Each year over 340 species of bird leave their breeding grounds in North America to spend the northern winter in the Neotropics, to the south of the Tropic of Cancer. For one third of these “Neotropical migrants” their wintering range and/or important stopover sites lie within the Tropical Andes of Bolivia, Peru, Ecuador, Colombia and Venezuela.

This region is one of the biologically richest yet most threatened areas in the planet. Covering just 3% of the world it nevertheless holds 28% of the world’s bird species, many of them endemic, and 130 in imminent danger of extinction. However, it is not just the endemic species which are threatened with extinction. The populations of many migratory species are also undergoing marked population declines. Of the 126 migratory species that regularly occur in the Tropical Andes, 30 are considered as “Birds of Conservation Concern” (17 species of landbird and 13 waterbirds), and five species are of global conservation concern. These are the globally threatened Cerulean Warbler Dendroica cerulea, and the near-threatened Elegant Tern Sterna elegans, Buff-breasted Sandpiper Tryngites subruficollis, Olive-sided Flycatcher Contopus cooperi and Golden-winged Warbler Vermivora chrysoptera.

To expedite the conservation of the unique biodiversity of the Tropical Andes, BirdLife International and Conservation International together with partner organizations in each country have identified a network of 455 Important Bird Areas (IBAs) – sites of global significance for the conservation of birds. With support from USFWS, BirdLife has recently completed an analysis of the importance of these IBAs for the conservation of Neotropical migrants.

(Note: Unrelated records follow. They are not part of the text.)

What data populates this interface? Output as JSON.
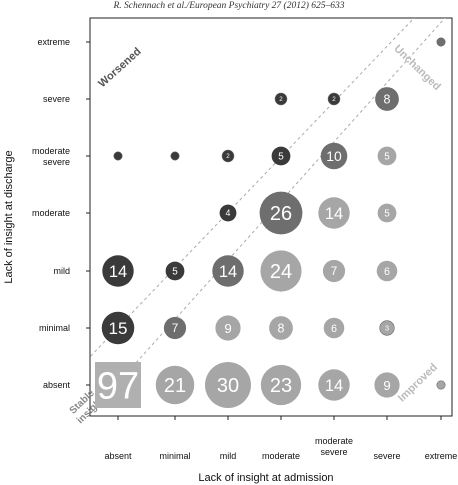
{
  "header": {
    "citation": "R. Schennach et al./European Psychiatry 27 (2012) 625–633"
  },
  "chart_data": {
    "type": "scatter",
    "subtype": "bubble",
    "xlabel": "Lack of insight at admission",
    "ylabel": "Lack of insight at discharge",
    "x_categories": [
      "absent",
      "minimal",
      "mild",
      "moderate",
      "moderate\nsevere",
      "severe",
      "extreme"
    ],
    "y_categories": [
      "absent",
      "minimal",
      "mild",
      "moderate",
      "moderate\nsevere",
      "severe",
      "extreme"
    ],
    "grid": false,
    "diagonal_band": "dashed lines bounding the 'Unchanged' diagonal",
    "region_labels": [
      {
        "text": "Worsened",
        "color": "#555555"
      },
      {
        "text": "Unchanged",
        "color": "#bbbbbb"
      },
      {
        "text": "Improved",
        "color": "#bbbbbb"
      },
      {
        "text": "Stable\ninsight",
        "color": "#888888"
      }
    ],
    "colors": {
      "worsened": "#3a3a3a",
      "unchanged": "#6e6e6e",
      "improved": "#a6a6a6",
      "stable": "#b0b0b0"
    },
    "points": [
      {
        "x": "absent",
        "y": "absent",
        "n": 97,
        "group": "stable",
        "shape": "square"
      },
      {
        "x": "minimal",
        "y": "absent",
        "n": 21,
        "group": "improved"
      },
      {
        "x": "mild",
        "y": "absent",
        "n": 30,
        "group": "improved"
      },
      {
        "x": "moderate",
        "y": "absent",
        "n": 23,
        "group": "improved"
      },
      {
        "x": "moderate\nsevere",
        "y": "absent",
        "n": 14,
        "group": "improved"
      },
      {
        "x": "severe",
        "y": "absent",
        "n": 9,
        "group": "improved"
      },
      {
        "x": "extreme",
        "y": "absent",
        "n": 1,
        "group": "improved",
        "show_label": false
      },
      {
        "x": "absent",
        "y": "minimal",
        "n": 15,
        "group": "worsened"
      },
      {
        "x": "minimal",
        "y": "minimal",
        "n": 7,
        "group": "unchanged"
      },
      {
        "x": "mild",
        "y": "minimal",
        "n": 9,
        "group": "improved"
      },
      {
        "x": "moderate",
        "y": "minimal",
        "n": 8,
        "group": "improved"
      },
      {
        "x": "moderate\nsevere",
        "y": "minimal",
        "n": 6,
        "group": "improved"
      },
      {
        "x": "severe",
        "y": "minimal",
        "n": 3,
        "group": "improved"
      },
      {
        "x": "absent",
        "y": "mild",
        "n": 14,
        "group": "worsened"
      },
      {
        "x": "minimal",
        "y": "mild",
        "n": 5,
        "group": "worsened"
      },
      {
        "x": "mild",
        "y": "mild",
        "n": 14,
        "group": "unchanged"
      },
      {
        "x": "moderate",
        "y": "mild",
        "n": 24,
        "group": "improved"
      },
      {
        "x": "moderate\nsevere",
        "y": "mild",
        "n": 7,
        "group": "improved"
      },
      {
        "x": "severe",
        "y": "mild",
        "n": 6,
        "group": "improved"
      },
      {
        "x": "mild",
        "y": "moderate",
        "n": 4,
        "group": "worsened"
      },
      {
        "x": "moderate",
        "y": "moderate",
        "n": 26,
        "group": "unchanged"
      },
      {
        "x": "moderate\nsevere",
        "y": "moderate",
        "n": 14,
        "group": "improved"
      },
      {
        "x": "severe",
        "y": "moderate",
        "n": 5,
        "group": "improved"
      },
      {
        "x": "absent",
        "y": "moderate\nsevere",
        "n": 1,
        "group": "worsened",
        "show_label": false
      },
      {
        "x": "minimal",
        "y": "moderate\nsevere",
        "n": 1,
        "group": "worsened",
        "show_label": false
      },
      {
        "x": "mild",
        "y": "moderate\nsevere",
        "n": 2,
        "group": "worsened"
      },
      {
        "x": "moderate",
        "y": "moderate\nsevere",
        "n": 5,
        "group": "worsened"
      },
      {
        "x": "moderate\nsevere",
        "y": "moderate\nsevere",
        "n": 10,
        "group": "unchanged"
      },
      {
        "x": "severe",
        "y": "moderate\nsevere",
        "n": 5,
        "group": "improved"
      },
      {
        "x": "moderate",
        "y": "severe",
        "n": 2,
        "group": "worsened"
      },
      {
        "x": "moderate\nsevere",
        "y": "severe",
        "n": 2,
        "group": "worsened"
      },
      {
        "x": "severe",
        "y": "severe",
        "n": 8,
        "group": "unchanged"
      },
      {
        "x": "extreme",
        "y": "extreme",
        "n": 1,
        "group": "unchanged",
        "show_label": false
      }
    ]
  }
}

Information for the occurrence of Neotropical migrants was obtained for 383 of the 455 IBAs, with sufficient data available to evaluate the importance of 201 of these. Particular geographic information gaps included the Colombian Amazon and central Peru.

A total of 109 IBAs were identified as important for the conservation of migratory. IBAs of conservation importance were found in all five countries, though for landbirds they were primarily concentrated in the northern Andes in Colombia, Venezuela and Ecuador, and for waterbirds along the Caribbean coast of Venezuela and the Pacific coast of Colombia, Ecuador and Peru. Fourteen of these IBAs are also Alliance for Zero Extinction (AZE) sites. On-the-ground conservation efforts at these sites for migratory species would also benefit the conservation of 19 critically threatened species that are found nowhere else in the world.

However, 43 (or 37%) of all important sites are entirely unprotected, underlining the need for new site-based conservation measures to ensure the long-term conservation of both endemic and migratory species.